You have made a ton of progress over these last two days. Enthusiastic learner indeed!

Colin

Anahita_Bharadwaj · May 1, 2020, 1:14am

haha, I am a week in and loving it, thanks to this forum and all the help. I really do appreciate it!

I changed the code to this but it looks like it doesn't sum up all the abundances within each phyla of the newrank. Instead, it is plotting them all separately.
I think I need to try something like

summarize(Abundance=sum(Abundance))

Would that work in this case?

colinbrislawn · May 1, 2020, 2:48am

I feel that way, everyday. We all have a lot to learn.

Would you be willing to post your full code and your output so I can take a look?

Anahita_Bharadwaj · May 1, 2020, 4:30pm

ya sure, it's exactly the same as what you had posted...

newrank <- paste(physeq@tax_table [ ,"Kingdom"], physeq@tax_table [ ,"Phylum"], sep = "_")

physeq@tax_table@.Data <- cbind(physeq@tax_table@.Data, newrank)

physeq %>%
tax_glom("newrank") %>%
plot_heatmap(taxa.label = "newrank", sample.label = "Description2", sample.order = "Type", high = "#00FFFF") +
facet_grid(~facetorder, scales = "free")+ #I created a manual facet order for plotting
theme_q2r() +
theme(
axis.text.x=element_text(size = 6, colour = "black", angle=90, hjust=1),
axis.text.y=element_text(size = 6, colour = "black", hjust=1),
strip.text.x = element_text(size = 8, colour = "black"),
panel.spacing= unit (0, "cm")
)

But when I do that, it isn't collapsing the phyla. I am not sure why... I think I need something additional code to ask it to combine the phyla together.

Apart from this, I am looking to sort the data from largest to smallest abundance and plot only the top 10 abundant phyla.

colinbrislawn · May 1, 2020, 9:35pm

I’m not 100% sure why the merge is not working.

When you run this command:

physeq %>% tax_glom("newrank")

How many tax levels are in the tax table? (It should be 8 now that we have added newrank)
Is the total number of feature smaller than those in the physeq object?

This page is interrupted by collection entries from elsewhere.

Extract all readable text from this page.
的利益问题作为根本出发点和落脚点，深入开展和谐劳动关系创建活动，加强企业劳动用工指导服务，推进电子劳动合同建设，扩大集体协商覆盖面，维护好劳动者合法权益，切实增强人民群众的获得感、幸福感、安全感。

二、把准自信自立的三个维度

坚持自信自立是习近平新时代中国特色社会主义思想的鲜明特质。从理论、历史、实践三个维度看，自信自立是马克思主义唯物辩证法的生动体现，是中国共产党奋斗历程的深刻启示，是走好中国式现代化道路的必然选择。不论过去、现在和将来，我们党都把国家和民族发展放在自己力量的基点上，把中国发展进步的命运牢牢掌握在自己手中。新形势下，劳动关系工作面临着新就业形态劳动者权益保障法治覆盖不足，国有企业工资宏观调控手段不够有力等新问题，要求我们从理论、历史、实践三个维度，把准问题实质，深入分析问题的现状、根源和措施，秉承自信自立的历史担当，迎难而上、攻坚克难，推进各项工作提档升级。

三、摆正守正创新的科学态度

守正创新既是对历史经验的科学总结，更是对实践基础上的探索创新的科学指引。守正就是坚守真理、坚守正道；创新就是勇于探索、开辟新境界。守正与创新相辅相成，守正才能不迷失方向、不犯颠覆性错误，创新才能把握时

Anahita_Bharadwaj · May 2, 2020, 9:42pm

Yes, there are 8 taxa after merging.

I am not quite sure I understand this question... but nothing had changed except the addition of the 8th taxa and the taxonomy within that it.

colinbrislawn · May 3, 2020, 12:00am

OK! So it looks like the rank was added, but the tax_glom() function did not work… Does tax_glom("Phylum") still work?

Anahita_Bharadwaj · May 3, 2020, 12:18am

Yes, it does. I was thinking that perhaps some of the phyloseq functions are designed to recognize only specific elements, in this case, 7 taxa? I am guessing this because it also didn’t let me play around with the color scheme too much (I was hoping to use scale_fill_viridis_c() but I couldn’t disable the preexisting fill parameters). It’s possible I went about it wrongly though.